ALBANESE PEDE QUE SE TRAVE "PRIMEIRO GENOCÍDIO DO SÉCULO": "PERANTE 17 MIL CRIANÇAS MORTAS EM GAZA, O QUE FEZ A UE?"

Advogada italiana de 47 anos, a relatora especial da ONU para os territórios palestinianos ocupados, Francesca Albanese, de visita a Lisboa e Coimbra, denuncia o que diz ser um “genocídio”, crítica os europeus, diz que Portugal ainda tem muito por fazer e considera que “Gaza já não existe, é inabitável”


Por Ricardo Alexandre

Uma vez que me disse que tem estado a acompanhar os últimos desenvolvimentos, a minha primeira pergunta é precisamente, quais são os últimos desenvolvimentos no terreno?

Penso que, no último ano, mas também nos últimos dois anos e meio, enquanto Relator Especial para os Territórios Palestinianos Ocupados, encarregada pelas Nações Unidas de documentar e denunciar as violações do direito internacional nos Territórios Ocupados, sinto-me como uma Cassandra. Durante anos, este mandato, inclusive através da minha voz, denunciou que a situação estava a agravar-se.
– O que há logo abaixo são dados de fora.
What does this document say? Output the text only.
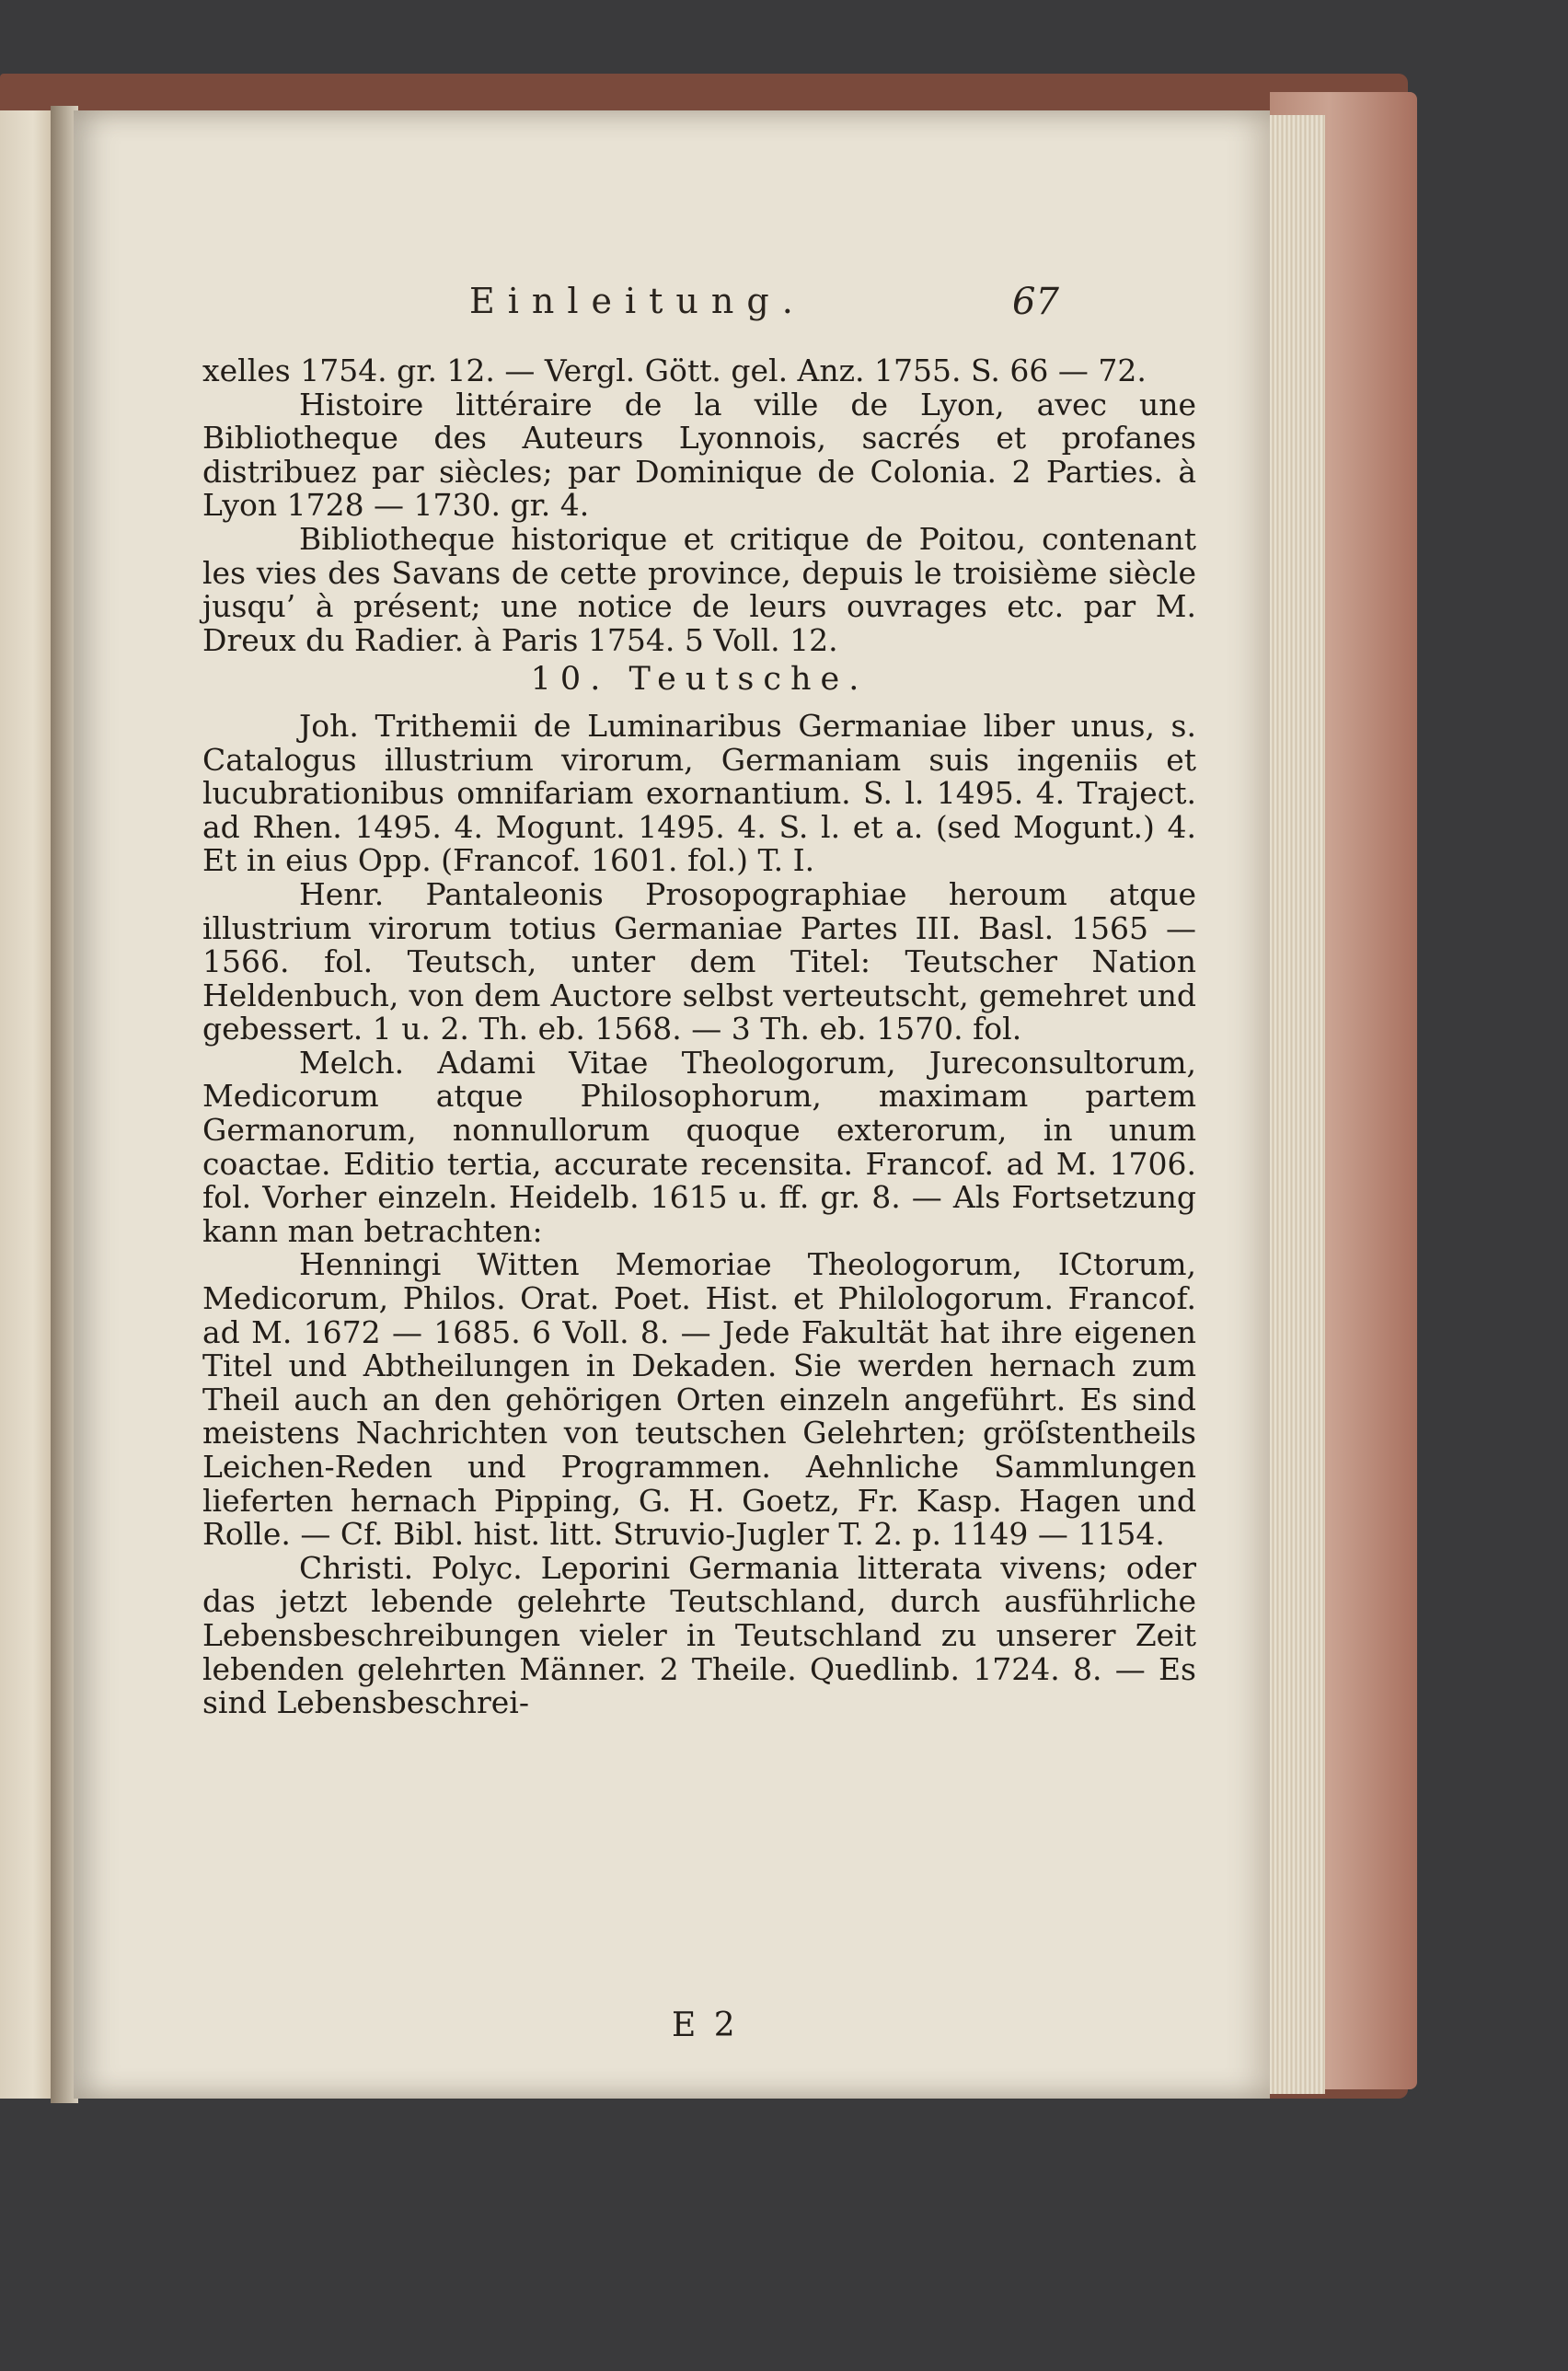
Einleitung.	67

xelles 1754. gr. 12. — Vergl. Gött. gel. Anz. 1755. S. 66 — 72.

Histoire littéraire de la ville de Lyon, avec une Bibliotheque des Auteurs Lyonnois, sacrés et profanes distribuez par siècles; par Dominique de Colonia. 2 Parties. à Lyon 1728 — 1730. gr. 4.

Bibliotheque historique et critique de Poitou, contenant les vies des Savans de cette province, depuis le troisième siècle jusqu’ à présent; une notice de leurs ouvrages etc. par M. Dreux du Radier. à Paris 1754. 5 Voll. 12.

10. Teutsche.

Joh. Trithemii de Luminaribus Germaniae liber unus, s. Catalogus illustrium virorum, Germaniam suis ingeniis et lucubrationibus omnifariam exornantium. S. l. 1495. 4. Traject. ad Rhen. 1495. 4. Mogunt. 1495. 4. S. l. et a. (sed Mogunt.) 4. Et in eius Opp. (Francof. 1601. fol.) T. I.

Henr. Pantaleonis Prosopographiae heroum atque illustrium virorum totius Germaniae Partes III. Basl. 1565 — 1566. fol. Teutsch, unter dem Titel: Teutscher Nation Heldenbuch, von dem Auctore selbst verteutscht, gemehret und gebessert. 1 u. 2. Th. eb. 1568. — 3 Th. eb. 1570. fol.

Melch. Adami Vitae Theologorum, Jureconsultorum, Medicorum atque Philosophorum, maximam partem Germanorum, nonnullorum quoque exterorum, in unum coactae. Editio tertia, accurate recensita. Francof. ad M. 1706. fol. Vorher einzeln. Heidelb. 1615 u. ff. gr. 8. — Als Fortsetzung kann man betrachten:

Henningi Witten Memoriae Theologorum, ICtorum, Medicorum, Philos. Orat. Poet. Hist. et Philologorum. Francof. ad M. 1672 — 1685. 6 Voll. 8. — Jede Fakultät hat ihre eigenen Titel und Abtheilungen in Dekaden. Sie werden hernach zum Theil auch an den gehörigen Orten einzeln angeführt. Es sind meistens Nachrichten von teutschen Gelehrten; gröſstentheils Leichen-Reden und Programmen. Aehnliche Sammlungen lieferten hernach Pipping, G. H. Goetz, Fr. Kasp. Hagen und Rolle. — Cf. Bibl. hist. litt. Struvio-Jugler T. 2. p. 1149 — 1154.

Christi. Polyc. Leporini Germania litterata vivens; oder das jetzt lebende gelehrte Teutschland, durch ausführliche Lebensbeschreibungen vieler in Teutschland zu unserer Zeit lebenden gelehrten Männer. 2 Theile. Quedlinb. 1724. 8. — Es sind Lebensbeschrei-

E 2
As violações sistemáticas e generalizadas do direito internacional que ocorrem principalmente por parte das forças israelitas e dos colonos, liderados por um governo de coligação cada vez mais extremista em Israel, estavam a conduzir a uma situação insustentável que iria explodir. Dissemo-lo uma e outra vez, dissemo-lo muitas vezes, juntamente com os palestinianos e as organizações de defesa dos direitos humanos. Depois aconteceu o dia 7 de Outubro. E o genocídio de 42.000 pessoas, pelo menos, em Gaza, deve ser lido em conjunto com os quase 600 palestinianos mortos na Cisjordânia. E agora isto está a escalar para um conflito regional que era inteiramente previsível. Nada na caixa de ferramentas diplomáticas foi utilizado para salvar vidas inocentes na Palestina e em Israel ou na região, e vamos enfrentar uma enorme conflagração regional se não for imposto um cessar-fogo imediatamente.

Referiu que houve um genocídio de mais de 40.000 pessoas. Não tem dúvidas em qualificar o que se tem passado em Gaza como genocídio?
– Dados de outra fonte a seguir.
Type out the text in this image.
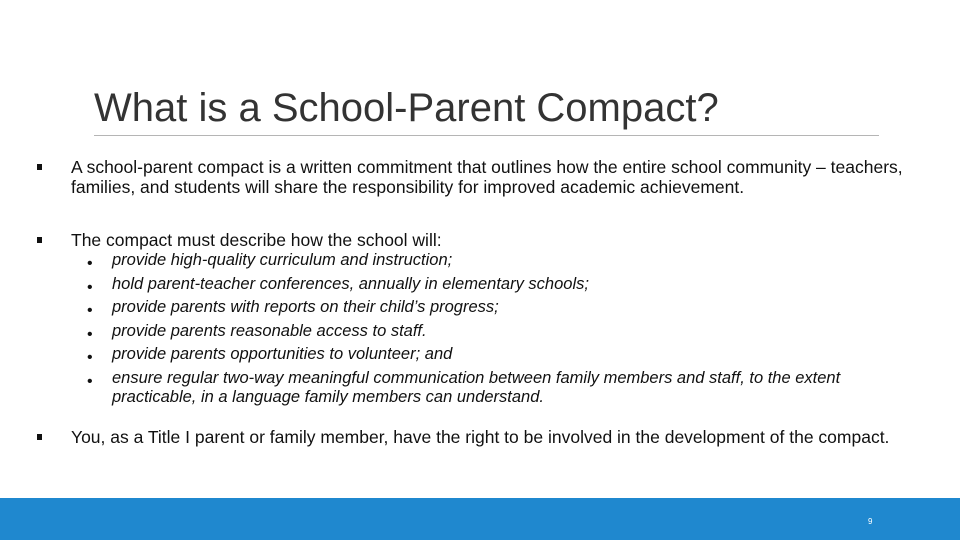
What is a School-Parent Compact?

A school-parent compact is a written commitment that outlines how the entire school community – teachers, families, and students will share the responsibility for improved academic achievement.

The compact must describe how the school will:

• provide high-quality curriculum and instruction;
• hold parent-teacher conferences, annually in elementary schools;
• provide parents with reports on their child’s progress;
• provide parents reasonable access to staff.
• provide parents opportunities to volunteer; and
• ensure regular two-way meaningful communication between family members and staff, to the extent practicable, in a language family members can understand.

You, as a Title I parent or family member, have the right to be involved in the development of the compact.

9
Não. Há 15 anos que estudo a situação na Palestina, primeiro como funcionária das Nações Unidas, depois como académica e depois como relatora especial. Concluí, em Março, que existiam motivos razoáveis para acreditar que Israel tinha cometido actos de genocídio. O genocídio é um crime que consiste em actos criminosos como matar, infligir sofrimento, danos físicos e psicológicos, ou criar condições de vida que levem à destruição de membros do grupo com a intenção - este é o elemento crítico - de destruir o grupo, e a intenção de destruir o grupo raramente tem estado tão presente, disponível e explicitada pelos líderes como no caso da Palestina, porque a intenção é criar um Grande Israel, o que tem vindo a acontecer há décadas. E o 7 de Outubro, com a sua enorme dor e violência que significou para os israelitas, proporcionou a oportunidade de avançar com a eliminação dos palestinianos. Não há qualquer dúvida de que se trata de um genocídio e a questão é que nem sequer é necessário provar que se trata de um genocídio para o impedir. A Convenção obriga os Estados, Israel e outros, a evitar o genocídio, porque a partir de 26 de Janeiro, o Tribunal Internacional de Justiça reconheceu a plausibilidade da violação da Convenção sobre o Genocídio. Desde então, todos deveriam ter tomado medidas. Toda a gente está de sobreaviso e, em vez disso, Israel continuou a matar e a massacrar pessoas.

Porque é que diz que Portugal é um dos poucos países onde estão reunidos todos os elementos para uma mudança poderosa ou significativa no curso da acção de Israel na Palestina?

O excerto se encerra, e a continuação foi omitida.